As a die-hard FC Bayern fan, Lars Klingbeil would not have thought of quoting the football anthem sung by Borussia Dortmund fans. But the SPD national chairman, who comes from Lower Saxony, is also urging people in his home country to trust the SPD-led federal and state governments. On Wednesday he was in contact with local entrepreneurs, on Thursday evening he will be in Oldenburg to talk to interested people. Klingbeil makes no secret of the fact that the medium-sized companies, who feared for their economic survival, left a lasting impression on him. He doesn’t have any binding commitments to help either. The federal government will “take inconceivable amounts of money to cushion the impact,” he told the approximately 50 men and women who came to the Wrede Theater in Oldenburg to take part in the “Klingbeil in Conversation” format.

They learn that from Klingbeil’s point of view, it is not the ministers of his party who are currently holding the brakes. “It’s incredibly entertaining when, like Mr. Habeck and Mr. Lindner, you tell each other what the other is doing wrong. But that doesn’t get the country any further.” But it also means that it is not the Social Democrats who are currently in a key position and who shape the image that people have of the federal government – including the people of Lower Saxony before their election decision. Stephan Weil, who is popular in Lower Saxony, is reasonably well ahead in the polls with his SPD. But the party cannot be sure that the election campaign of CDU top candidate Bernd Althusmann, which specifically attacks the traffic light in Berlin, will not overthrow everything in the last few meters.

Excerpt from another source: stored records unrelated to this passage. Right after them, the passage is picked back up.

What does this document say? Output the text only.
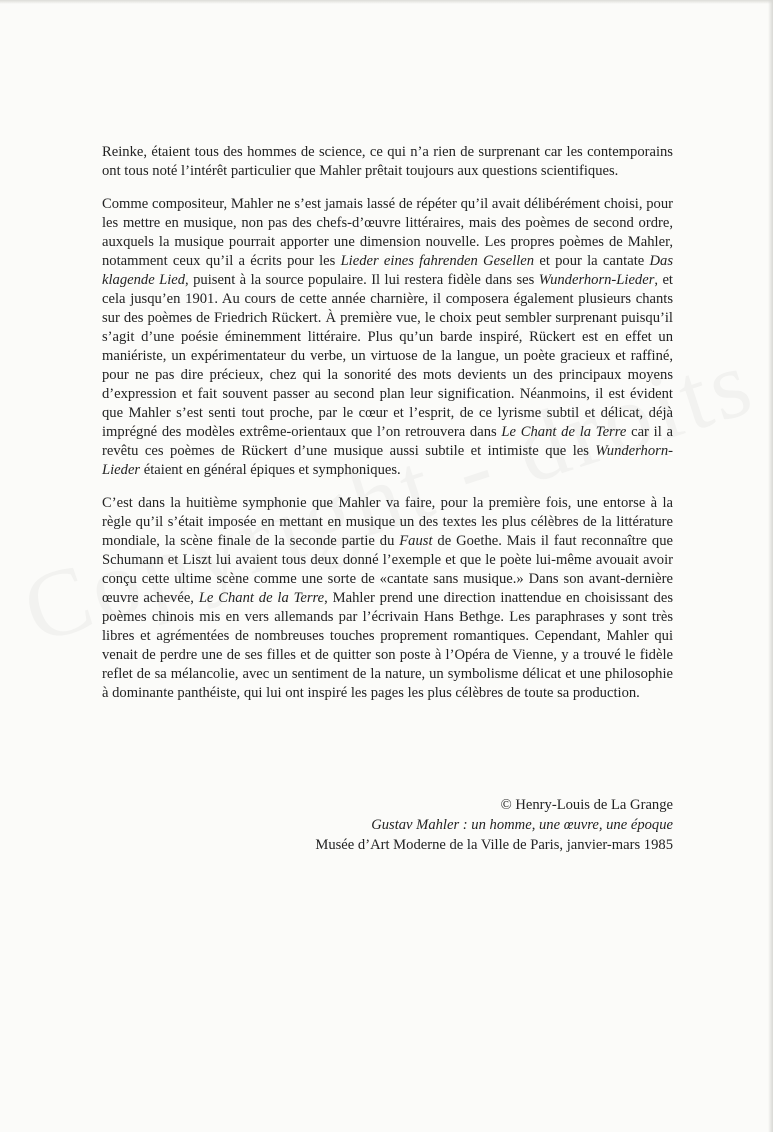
Reinke, étaient tous des hommes de science, ce qui n’a rien de surprenant car les contemporains ont tous noté l’intérêt particulier que Mahler prêtait toujours aux questions scientifiques.

Comme compositeur, Mahler ne s’est jamais lassé de répéter qu’il avait délibérément choisi, pour les mettre en musique, non pas des chefs-d’œuvre littéraires, mais des poèmes de second ordre, auxquels la musique pourrait apporter une dimension nouvelle. Les propres poèmes de Mahler, notamment ceux qu’il a écrits pour les Lieder eines fahrenden Gesellen et pour la cantate Das klagende Lied, puisent à la source populaire. Il lui restera fidèle dans ses Wunderhorn-Lieder, et cela jusqu’en 1901. Au cours de cette année charnière, il composera également plusieurs chants sur des poèmes de Friedrich Rückert. À première vue, le choix peut sembler surprenant puisqu’il s’agit d’une poésie éminemment littéraire. Plus qu’un barde inspiré, Rückert est en effet un maniériste, un expérimentateur du verbe, un virtuose de la langue, un poète gracieux et raffiné, pour ne pas dire précieux, chez qui la sonorité des mots devients un des principaux moyens d’expression et fait souvent passer au second plan leur signification. Néanmoins, il est évident que Mahler s’est senti tout proche, par le cœur et l’esprit, de ce lyrisme subtil et délicat, déjà imprégné des modèles extrême-orientaux que l’on retrouvera dans Le Chant de la Terre car il a revêtu ces poèmes de Rückert d’une musique aussi subtile et intimiste que les Wunderhorn-Lieder étaient en général épiques et symphoniques.

C’est dans la huitième symphonie que Mahler va faire, pour la première fois, une entorse à la règle qu’il s’était imposée en mettant en musique un des textes les plus célèbres de la littérature mondiale, la scène finale de la seconde partie du Faust de Goethe. Mais il faut reconnaître que Schumann et Liszt lui avaient tous deux donné l’exemple et que le poète lui-même avouait avoir conçu cette ultime scène comme une sorte de «cantate sans musique.» Dans son avant-dernière œuvre achevée, Le Chant de la Terre, Mahler prend une direction inattendue en choisissant des poèmes chinois mis en vers allemands par l’écrivain Hans Bethge. Les paraphrases y sont très libres et agrémentées de nombreuses touches proprement romantiques. Cependant, Mahler qui venait de perdre une de ses filles et de quitter son poste à l’Opéra de Vienne, y a trouvé le fidèle reflet de sa mélancolie, avec un sentiment de la nature, un symbolisme délicat et une philosophie à dominante panthéiste, qui lui ont inspiré les pages les plus célèbres de toute sa production.

© Henry-Louis de La Grange
Gustav Mahler : un homme, une œuvre, une époque
Musée d’Art Moderne de la Ville de Paris, janvier-mars 1985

When Stephan Weil is in Weyhe early Monday afternoon, there is something sweet again: “Eis mit Weil” is the name of the event, to which two dozen listeners have come. In the middle of the working day, it’s mostly pensioners, and they’re still angry because they weren’t considered for the second relief package in spring and didn’t get paid the equivalent of the energy price premium. Weil was the first SPD Prime Minister to recognize the mistake and publicly named it as such, but it was too late. So Weil now explains that the federal government has just decided on the 300 euros per pensioner and praises a policy that is capable of self-correction.

Petra Piening is also among the ice cream eaters. The 54-year-old is a works council member at a regional bakery chain and asks her Prime Minister how the federal government’s relief package will help her employer survive. The workforce is worried about what will become of the more than 350 jobs if the furnace should one day go out – literally. Weil patiently explains how the planned price cap for the basic electricity supply will work and what the commission responsible for the gas price could bring. “It has to come quickly,” Piening warns to hurry. “We’re all afraid, Mr. Weil.”